The clutch unit includes a clutch part selectively transmitting the driving force of the paper-transporting roller driving part to the carrier shaft, and an actuator actuating the clutch part to transmit the driving force of the paper-transporting roller driving part to the carrier shaft.
The clutch part includes an eccentric rotation gear formed at one end of the carrier shaft and a clutch disposed at the chassis to connect or disconnect the paper-transporting roller driving part to or from the eccentric rotation gear. In this case, it is possible that the carrier ascent/descent part has both ends of the carrier shaft formed of in the form of an eccentric cam which a center axis thereof is eccentrically positioned as much as a given amount with respect to a center axis of the carrier shaft, supporting bushings formed at the chassis to rotatably support both ends of the carrier shaft to ascend and descend.

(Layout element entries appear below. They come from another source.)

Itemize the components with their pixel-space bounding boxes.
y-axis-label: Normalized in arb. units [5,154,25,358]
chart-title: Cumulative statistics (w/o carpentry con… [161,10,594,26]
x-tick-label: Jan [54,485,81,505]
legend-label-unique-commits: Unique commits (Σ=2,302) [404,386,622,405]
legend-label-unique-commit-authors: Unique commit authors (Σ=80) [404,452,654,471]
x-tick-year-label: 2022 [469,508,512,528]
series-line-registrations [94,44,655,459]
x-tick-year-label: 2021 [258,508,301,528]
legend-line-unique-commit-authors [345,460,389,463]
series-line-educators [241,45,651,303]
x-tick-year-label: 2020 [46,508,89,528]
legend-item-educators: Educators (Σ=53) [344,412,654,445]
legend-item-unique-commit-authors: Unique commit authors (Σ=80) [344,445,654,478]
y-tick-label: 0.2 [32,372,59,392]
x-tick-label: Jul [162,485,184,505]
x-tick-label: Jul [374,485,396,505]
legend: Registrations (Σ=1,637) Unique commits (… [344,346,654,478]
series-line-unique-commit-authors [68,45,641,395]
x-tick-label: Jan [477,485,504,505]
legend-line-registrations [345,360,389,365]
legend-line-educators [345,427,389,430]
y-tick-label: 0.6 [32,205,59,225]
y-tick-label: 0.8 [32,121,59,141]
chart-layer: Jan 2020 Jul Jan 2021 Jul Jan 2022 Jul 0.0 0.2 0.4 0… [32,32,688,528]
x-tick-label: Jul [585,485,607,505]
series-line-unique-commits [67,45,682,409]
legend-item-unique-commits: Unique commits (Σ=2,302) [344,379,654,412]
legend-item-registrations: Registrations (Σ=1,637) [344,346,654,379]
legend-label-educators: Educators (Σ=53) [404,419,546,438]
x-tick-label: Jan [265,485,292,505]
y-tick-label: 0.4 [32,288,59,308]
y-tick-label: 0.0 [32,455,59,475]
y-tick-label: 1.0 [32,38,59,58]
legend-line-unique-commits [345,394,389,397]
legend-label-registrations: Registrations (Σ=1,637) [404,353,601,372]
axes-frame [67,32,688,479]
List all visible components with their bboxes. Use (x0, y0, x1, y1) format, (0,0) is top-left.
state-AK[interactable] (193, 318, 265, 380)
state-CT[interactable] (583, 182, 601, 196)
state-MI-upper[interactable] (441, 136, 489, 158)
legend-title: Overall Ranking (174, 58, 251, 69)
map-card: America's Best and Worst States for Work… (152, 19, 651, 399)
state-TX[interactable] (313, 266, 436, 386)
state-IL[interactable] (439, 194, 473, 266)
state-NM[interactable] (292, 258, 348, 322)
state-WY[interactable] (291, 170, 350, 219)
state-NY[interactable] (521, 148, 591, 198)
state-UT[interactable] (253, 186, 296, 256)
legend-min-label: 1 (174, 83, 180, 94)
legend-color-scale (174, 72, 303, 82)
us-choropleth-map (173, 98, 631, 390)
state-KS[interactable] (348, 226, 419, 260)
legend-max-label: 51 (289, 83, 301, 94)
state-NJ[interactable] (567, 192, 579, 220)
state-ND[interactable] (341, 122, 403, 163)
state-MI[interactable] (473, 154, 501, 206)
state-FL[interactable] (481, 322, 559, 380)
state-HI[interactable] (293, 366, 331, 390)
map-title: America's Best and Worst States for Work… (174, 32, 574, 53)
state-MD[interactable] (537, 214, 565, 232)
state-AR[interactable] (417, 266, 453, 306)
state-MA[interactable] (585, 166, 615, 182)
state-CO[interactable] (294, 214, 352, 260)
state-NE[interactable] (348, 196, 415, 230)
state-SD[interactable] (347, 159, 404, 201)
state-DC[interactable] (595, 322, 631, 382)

The clutch includes a first clutch gear engaged with the paper-transporting roller driving part, a second clutch gear coaxially connected with the first clutch gear and disposed to be movable between a power-connected position engaged with the first clutch gear and the eccentric rotation gear and a power-disconnected position separated from the first clutch gear, and an elastic spring elastically pushing the second clutch gear to be positioned in the power-disconnected position.
The actuator includes a plate-shaped member slidably disposed at the chassis to push the second clutch gear into the power-connected position when pushed by the carrier. The actuator can further have a cushioning member preventing an excessive shock power from acting on the clutch when pushed by the carrier.
Also, the apparatus further includes a stopper member restricting the eccentric rotation gear to rotate between at least two positions. The stopper member includes a projection formed at the chassis to protrude toward the eccentric rotation gear, and two counter-projections formed on a movement path of the projection formed at one side surface of the eccentric rotation gear to be engaged with the projection when the eccentric rotation gear is rotated.